Beijing, however, will likely not retaliate in the hope it can achieve a more mutually beneficial solution over time, said Wang Yiwei, director at the Institute of International Affairs at Renmin University. “A deal will be reached that involves Chinese firms localising production within the EU, similar to how German car manufacturers have accessed China's domestic market,” he predicted.

Hu Biliang, dean of the Emerging Markets Research Institute at Beijing Normal University, said the large trade volume between China and Europe meant both sides could not afford a trade war and, given the currently low economic importance of new energy vehicles (NEVs), an agreement was possible.
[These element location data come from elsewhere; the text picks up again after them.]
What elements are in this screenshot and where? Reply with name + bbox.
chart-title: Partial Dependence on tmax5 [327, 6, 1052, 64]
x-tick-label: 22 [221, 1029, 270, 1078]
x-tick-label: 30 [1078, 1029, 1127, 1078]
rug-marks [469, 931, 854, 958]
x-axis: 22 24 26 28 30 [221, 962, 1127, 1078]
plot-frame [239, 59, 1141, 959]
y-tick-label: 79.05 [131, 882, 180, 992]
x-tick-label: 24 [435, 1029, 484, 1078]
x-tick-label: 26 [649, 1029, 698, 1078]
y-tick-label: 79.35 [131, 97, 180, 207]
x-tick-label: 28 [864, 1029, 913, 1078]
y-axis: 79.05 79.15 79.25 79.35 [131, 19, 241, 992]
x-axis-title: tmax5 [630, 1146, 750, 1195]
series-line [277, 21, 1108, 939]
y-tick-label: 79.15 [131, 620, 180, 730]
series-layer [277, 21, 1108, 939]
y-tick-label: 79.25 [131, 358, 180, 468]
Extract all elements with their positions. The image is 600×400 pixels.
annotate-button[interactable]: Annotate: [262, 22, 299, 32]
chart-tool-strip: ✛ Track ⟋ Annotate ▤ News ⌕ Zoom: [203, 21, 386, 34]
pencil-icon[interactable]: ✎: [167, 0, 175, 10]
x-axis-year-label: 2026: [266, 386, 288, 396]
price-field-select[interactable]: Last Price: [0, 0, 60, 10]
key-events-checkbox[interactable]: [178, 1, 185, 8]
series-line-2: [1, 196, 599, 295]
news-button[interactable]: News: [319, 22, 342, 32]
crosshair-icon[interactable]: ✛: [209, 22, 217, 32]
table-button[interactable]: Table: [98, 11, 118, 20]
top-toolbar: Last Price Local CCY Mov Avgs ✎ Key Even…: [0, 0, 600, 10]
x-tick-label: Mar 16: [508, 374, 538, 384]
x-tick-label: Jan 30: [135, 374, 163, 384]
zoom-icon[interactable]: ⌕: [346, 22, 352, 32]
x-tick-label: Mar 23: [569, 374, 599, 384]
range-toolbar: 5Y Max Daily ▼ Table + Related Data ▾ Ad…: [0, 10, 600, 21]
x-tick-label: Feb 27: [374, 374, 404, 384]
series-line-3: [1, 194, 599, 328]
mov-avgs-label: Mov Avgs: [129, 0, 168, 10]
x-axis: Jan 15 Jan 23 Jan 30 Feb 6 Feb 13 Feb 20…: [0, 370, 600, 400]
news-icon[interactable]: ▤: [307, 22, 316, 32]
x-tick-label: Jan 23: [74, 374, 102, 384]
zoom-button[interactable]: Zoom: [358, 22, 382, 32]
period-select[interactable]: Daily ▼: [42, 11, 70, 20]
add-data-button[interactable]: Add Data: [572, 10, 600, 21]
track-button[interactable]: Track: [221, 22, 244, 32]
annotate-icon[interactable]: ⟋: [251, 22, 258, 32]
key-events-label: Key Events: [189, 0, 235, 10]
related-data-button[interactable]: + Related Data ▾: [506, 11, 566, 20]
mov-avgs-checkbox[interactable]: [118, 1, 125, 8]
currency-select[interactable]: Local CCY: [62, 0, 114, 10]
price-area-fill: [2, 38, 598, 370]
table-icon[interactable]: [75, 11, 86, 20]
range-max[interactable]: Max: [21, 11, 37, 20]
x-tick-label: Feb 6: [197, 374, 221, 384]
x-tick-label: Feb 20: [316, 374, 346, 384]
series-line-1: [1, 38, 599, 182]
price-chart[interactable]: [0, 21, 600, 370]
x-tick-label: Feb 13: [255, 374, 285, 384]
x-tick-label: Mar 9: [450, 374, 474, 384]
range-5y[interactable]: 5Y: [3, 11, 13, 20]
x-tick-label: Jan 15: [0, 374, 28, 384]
Chinese carmakers were investigating potential EU production, but this will take time and likely start with kit assemblies, according to Namrita Chow, business intelligence analyst at the Association of European Vehicle Logistics.

The EU plans to finalise its probe by June 2024 at the latest. NEV exports to the EU increased 112% y/y between January-July this year and 361% from the same period in 2021, customs data showed. Cui Dongshu, secretary general at the China Association of Automobile Manufacturers, recently warned EU tariffs could jump to 20% from 10% if the investigation rules against China.

SUMMIT AHEAD

EU President Ursula von der Leyen recently told reporters her visit to Beijing will aim to “level the playing field” on trade issues and address Chinese overcapacity, which has distorted EU markets, while EU Trade Commissioner Valdis Dombrovskis has previously pointed to 2022's EUR365.7 billion trade deficit, which had increased by 46% y/y.

Chinese expectations for the summit remain low due to the ongoing trade issues, but it shows a negotiated settlement is possible, Wang noted. “The summit at least stabilises relations, but it's possible it ends without a joint statement being issued,” he said, adding the recent thaw in China-U.S. relations following the San Francisco meeting will also help sooth the EU.

As an export led economy, Chinese leaders have repeatedly stressed the need for the EU and U.S. to resist decoupling and deglobalisation, with China’s Premier Li Qiang this week calling for greater international supply-chain cooperation.